This paranoia over what might happen bears a similarity to the paranoia of right-wing militia crackpots who are actively stockpiling ammunition and military-style assault weapons in preparation for Obama's inevitable gun confiscation program and the pernicious creep of Sharia law. Just because Lincoln invaded the South, and Kennedy sent federal troops to Alabama, Obama is totally going to take your guns while dispatching IRS goon squads into our neighborhoods to enforce the Obamacare mandate. Don't you get it? What may seem harmless now will eventually getcha'. Just when you least expect it, expect it!
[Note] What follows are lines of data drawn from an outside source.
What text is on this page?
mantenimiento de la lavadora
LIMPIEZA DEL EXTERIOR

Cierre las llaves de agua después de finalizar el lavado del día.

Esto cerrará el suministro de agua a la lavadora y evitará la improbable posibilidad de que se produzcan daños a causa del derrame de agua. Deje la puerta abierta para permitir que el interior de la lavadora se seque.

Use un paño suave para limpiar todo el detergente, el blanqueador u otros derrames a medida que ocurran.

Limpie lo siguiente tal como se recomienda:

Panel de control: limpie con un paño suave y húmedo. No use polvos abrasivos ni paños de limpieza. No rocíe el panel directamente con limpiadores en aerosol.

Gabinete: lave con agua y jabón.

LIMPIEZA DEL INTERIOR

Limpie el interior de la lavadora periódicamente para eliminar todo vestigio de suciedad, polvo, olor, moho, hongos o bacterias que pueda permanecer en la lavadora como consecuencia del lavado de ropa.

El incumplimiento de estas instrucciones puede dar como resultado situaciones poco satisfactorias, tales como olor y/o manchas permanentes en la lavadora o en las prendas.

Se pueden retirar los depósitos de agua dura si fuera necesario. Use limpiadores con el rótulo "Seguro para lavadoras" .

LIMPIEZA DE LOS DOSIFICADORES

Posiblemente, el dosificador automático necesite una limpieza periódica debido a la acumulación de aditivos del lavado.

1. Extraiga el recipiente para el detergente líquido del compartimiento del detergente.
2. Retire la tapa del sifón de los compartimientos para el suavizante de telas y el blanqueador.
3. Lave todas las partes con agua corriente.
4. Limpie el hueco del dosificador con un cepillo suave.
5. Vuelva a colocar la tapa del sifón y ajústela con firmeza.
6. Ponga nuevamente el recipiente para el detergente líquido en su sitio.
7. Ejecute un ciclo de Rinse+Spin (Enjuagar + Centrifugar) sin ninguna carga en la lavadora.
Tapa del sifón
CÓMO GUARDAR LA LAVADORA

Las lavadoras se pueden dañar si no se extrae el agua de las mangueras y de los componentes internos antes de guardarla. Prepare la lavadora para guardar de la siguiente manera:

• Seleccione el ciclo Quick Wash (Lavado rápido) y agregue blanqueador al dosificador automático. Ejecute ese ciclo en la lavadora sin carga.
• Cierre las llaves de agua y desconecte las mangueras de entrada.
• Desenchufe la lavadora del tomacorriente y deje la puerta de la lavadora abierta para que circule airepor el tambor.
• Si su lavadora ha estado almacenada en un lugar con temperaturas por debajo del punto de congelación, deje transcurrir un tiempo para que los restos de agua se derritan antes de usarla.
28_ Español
This argument covers a broad range of what Greenwald has reported from the Snowden files. Instead of focusing on specific, problematic areas with rational arguments for reform, Greenwald has discredited himself and his followers by skewing off into the paranoid realm of increasingly irrational suspicions about dystopian overreach. Instead of explaining to his readers whether the evidence contained within the Snowden files is legal or illegal, he's repeatedly made the speculatively unhinged leap to what might eventually some day be illegal, and then scolded the government for those uncommitted future crimes, all of which are figments of Greenwald's imagination.

And by the way, if Greenwald had ever actually read Nineteen Eighty-Four, with its post-apocalyptic hellscape, he'd realize that the U.S. -- in this reality -- is nothing like the world of Winston Smith.

But it could be. Some day. Maybe. So... RUN FOR YOUR LIVES!!!